# Happy 2nd Birthday boys! :)



## Southern by choice (Jan 2, 2017)

The boys are two today! 

Oh what memories!

@Latestarter- Mel is 2 today!


----------



## Goat Whisperer (Jan 2, 2017)

It just doesn't feel like it's been that long! Callie was such a good mom. 




 
Blue & Pete.


----------



## Green Acres Farm (Jan 2, 2017)

Awwww!


----------



## TAH (Jan 2, 2017)

Aww! 

I really like the look of pete, blue is also very nice looking but something about pete is just drawing!


----------



## BlessedWithGoats (Jan 2, 2017)

Happy and Blessed Birthday to all the boys!  I love your dogs...


----------



## Ferguson K (Jan 2, 2017)

Happy birthday boys!


----------



## BlessedWithGoats (Jan 2, 2017)

Who's the lil guy on top with the white stripe on his head?


----------



## NH homesteader (Jan 2, 2017)

Aww happy birthday boys!


----------



## Latestarter (Jan 2, 2017)

Yes indeed! What a group of boys she had too! Damned shame that she's gone and there will never be another litter  I believe that white stripe on top may be my Mel  who was originally Orange collar. He so looks like Blue but his ears aren't quite as dark and he still has that lighter strip that runs up one side of his head and 1/2 way down his neck. He's one handsome boy! Right now he's outside and I can hear him howling @ something... LOL The coyotes were singing a little while ago.


----------



## Beekissed (Jan 2, 2017)

That's so funny....Ben was just howling outside about half an hour ago also.     Jake wasn't, so I know it wasn't an ambulance or other siren going by out on the road.  Must have been the local 'yote pack that set him off.  I love it when they howl, both the dogs and the 'yotes.
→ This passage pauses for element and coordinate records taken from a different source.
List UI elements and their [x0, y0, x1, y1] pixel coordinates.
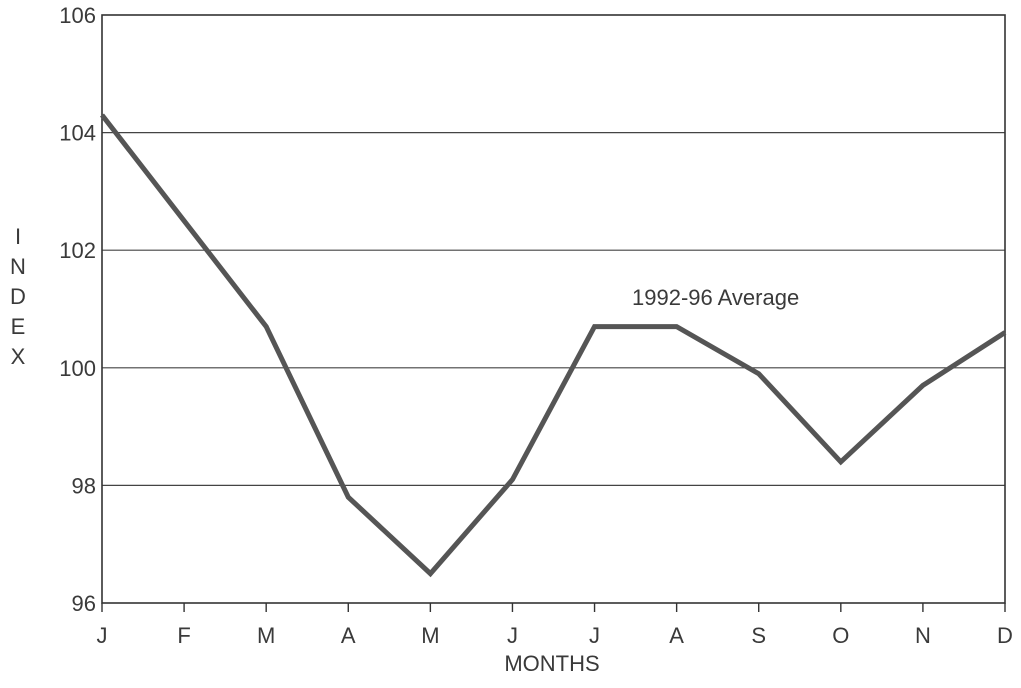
grid-lines: [102, 132, 1005, 486]
y-tick-label: 104: [59, 121, 96, 146]
x-tick-label: A: [669, 623, 684, 648]
y-axis-label-letter: X: [11, 344, 26, 369]
x-tick-label: S: [751, 623, 766, 648]
y-axis-label-letter: D: [10, 284, 26, 309]
x-tick-label: J: [589, 623, 600, 648]
x-tick-label: F: [177, 623, 190, 648]
x-tick-label: J: [97, 623, 108, 648]
x-tick-label: J: [507, 623, 518, 648]
y-tick-label: 102: [59, 238, 96, 263]
y-tick-label: 98: [72, 473, 96, 498]
x-tick-label: D: [997, 623, 1013, 648]
y-axis-label-letter: N: [10, 254, 26, 279]
plot-frame: [101, 14, 1006, 604]
x-tick-label: N: [915, 623, 931, 648]
x-tick-label: M: [421, 623, 439, 648]
y-tick-label: 96: [72, 591, 96, 616]
x-tick-label: O: [832, 623, 849, 648]
x-tick-label: A: [341, 623, 356, 648]
y-axis-label-letter: E: [11, 314, 26, 339]
y-tick-label: 106: [59, 3, 96, 28]
series-annotation: 1992-96 Average: [632, 285, 799, 310]
y-tick-label: 100: [59, 356, 96, 381]
y-axis-label-letter: I: [15, 224, 21, 249]
x-axis-label: MONTHS: [504, 651, 599, 676]
x-tick-label: M: [257, 623, 275, 648]
y-tick-labels: 96 98 100 102 104 106: [59, 3, 96, 616]
series-line-1992-96-average: [100, 113, 1007, 578]
x-tick-marks: [101, 603, 1006, 612]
Happy Birthday to all of Callie's boys!    May her beauty, loyalty and courage live on in each and every one of her sons.


----------



## Mike CHS (Jan 3, 2017)

It doesn't seem like that long ago.  Happy Birthday boys!!!


----------



## Poka_Doodle (Jan 3, 2017)

Happy birthday to them, I'm sure they have made their mom proud.


----------



## Southern by choice (Jan 3, 2017)

Latestarter said:


> Yes indeed! What a group of boys she had too! Damned shame that she's gone and there will never be another litter  I believe that white stripe on top may be my Mel  who was originally Orange collar. He so looks like Blue but his ears aren't quite as dark and he still has that lighter strip that runs up one side of his head and 1/2 way down his neck. He's one handsome boy! Right now he's outside and I can hear him howling @ something... LOL The coyotes were singing a little while ago.


The one on top is Spot!
I am pretty sure the fat one with his paw on the other pup is Mel! 
I can honestly say I loved every dog in the litter. 

I find myself looking back at her pics especially the ones with her pups. 
Truly was a dream litter. The whole litter had great consistent character traits. That is when you know you paired the right dogs. To timidity in any, no aggressiveness in any, social, can be alone, not needy. All smart as could be. And all had that little quirk of being just arrogant enough! LOVE IT!

I have been blessed that all dogs have gone to great homes and good people! I don't here much from "Spot & Lil Tiggs" owners... every once in a while. They just got an Anatolian female. I was suppose to call them the night Callie was rushed to the ER.

Everyone else I get pics texted all the time. Some I get to see because they are more local. I am blessed knowing that my boys are well cared for and loved.
Having the right people is the single most important thing to me. Any one of the dogs can come back at any time for any reason.

@Latestarter thanks!


----------



## Bruce (Jan 3, 2017)

"I am pretty sure the fat one with his paw on the other pup is Mel! "

That would explain why he is so big now!


----------



## frustratedearthmother (Jan 3, 2017)

They were truly a wonderful batch of pups that grew into an awesome batch of dogs.  What better tribute to their mom!


----------



## Mini Horses (Jan 3, 2017)

While we all mourn Callie with you, we also revel in the legacy she left.   Her legacy of love and protection will carry on in her boys.  We cannot determine the time we have been allowed to grace the earth but, Callie has extended her time beyond most limits.

She will greet you again one day.  I do believe this.  It is so sad and yet so awesome for what she gave and left us to remember her.


----------



## HomeOnTheRange (Jan 3, 2017)

Happy Birthday to all of them.  @Latestarter give Mel an extra ear scratch for me.


----------